One final point of importance we see is that we can’t look back on what God calls us to leave behind. The story of Sodom shows the great polarity between judgment and grace; and that while Lot and his family may not have been perfect (obviously they were sinners as all are, though they might not have been wicked), they were expected to be obedient. God’s move out of anything is an act of grace, and we must accept it as a grace to prevent from falling into disobedience. Lot’s wife was given the same consideration, privilege, and grace that the rest of the family was; and she chose to look back. We have to stop looking back, and focus on where God has for us to go. When we look back, we are turned into a pillar of salt – we are frozen in time. While it may not happen in a literal sense, it always happens in a spiritual sense!
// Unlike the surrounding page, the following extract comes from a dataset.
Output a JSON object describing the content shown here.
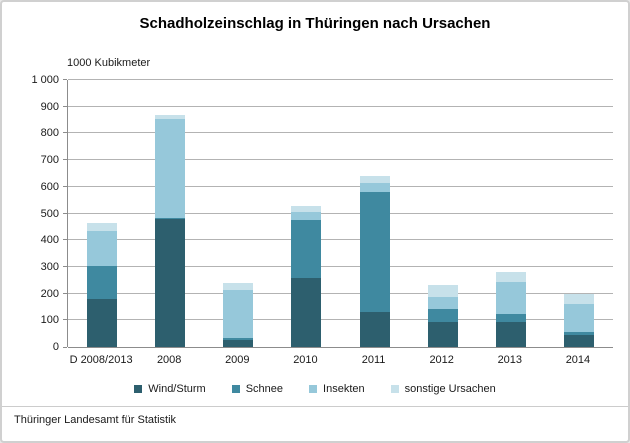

When we approach the issue of the story of Sodom, it calls to mind something we have to stop doing with the Scriptures: finger-pointing. The Word of God has not been given to us to bash over people’s heads or stand in judgment. There is no story in the Scriptures that everyone cannot benefit from. There is nothing wrong with conviction, belief, or opinion; but if it’s not in the story, we can’t stick it in there and blame it on God’s Word. Rather than stand around and judge others, we are called to walk in God’s grace and righteousness and clean up our act – and stand as that witness while God’s Word speaks for itself as truth.